Thyroid, Anaplastic Carcinoma ?>

Thyroid, Anaplastic Carcinoma

Thyroid, Anaplastic Carcinoma
Introduction
Background

Anaplastic carcinoma of the thyroid (ATC) is the most aggressive thyroid gland malignancy. Although ATC accounts for less than 2% of all thyroid cancers, it causes up to 40% of deaths from thyroid cancer.

The aggressive nature of ATC makes treatment studies difficult to perform.
Pathophysiology

ATC generally occurs in people in iodine-deficient areas and in a setting of previous thyroid pathology (eg, preexisting goiter, follicular thyroid cancer, papillary thyroid cancer). Local invasion of adjacent structures (eg, trachea, esophagus) commonly occurs.

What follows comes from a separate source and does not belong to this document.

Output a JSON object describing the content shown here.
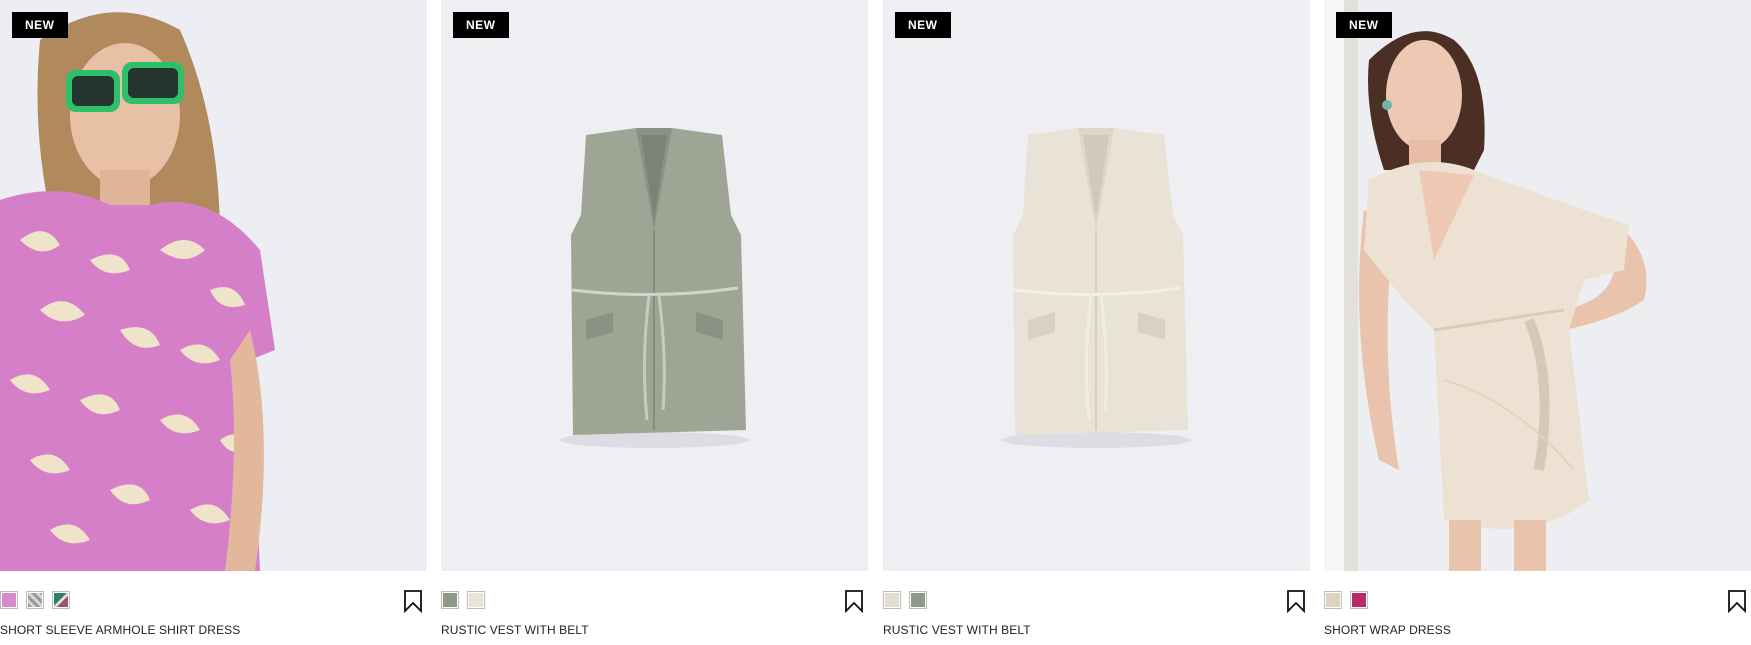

ATC has a rapid course and early dissemination. The most common sites of distant spread include (in descending order) lung, bone, and brain. Metastases (particularly in the lung) are likely to be present at diagnosis more than 50% of the time.
Frequency
United States

ATC comprises less than 2% of all thyroid malignancies. Fortunately, the incidence appears to be declining.
International

Worldwide frequency likely approximates that in the United States.
Mortality/Morbidity

ATC typically has a rapidly progressive course. The overall 5-year survival rate is reportedly less than 10%, and most patients do not live longer than a few months after diagnosis.
Sex

The female-to-male ratio is approximately 3:1.
Age

Peak incidence occurs during the sixth to seventh decades of life. The age range of affected patients reportedly is 15-90 years.
Clinical
History

Patients with anaplastic thyroid carcinoma (ATC) typically present with a rapidly growing neck mass. Patients with metastases may also note bone pain, weakness, and cough. Neurologic deficits may be observed with brain metastases. The rapidly growing neck mass may produce the following symptoms:
Dysphagia
Cough
Neck pain
Dyspnea
Physical

Physical examination typically reveals a dominant neck mass. More than 40% of affected patients have lymph node enlargement, indicating local metastases. Pleural effusions may lead to decreased breath sounds on auscultation. With metastases, the physician may note bone pain and neurologic deficits.
Causes

ATC is believed to occur from a terminal dedifferentiation of previously undetected long-standing thyroid carcinoma (eg, papillary, follicular). ATC has a genetic association with oncogenes C-myc, H-ras, and Nm23.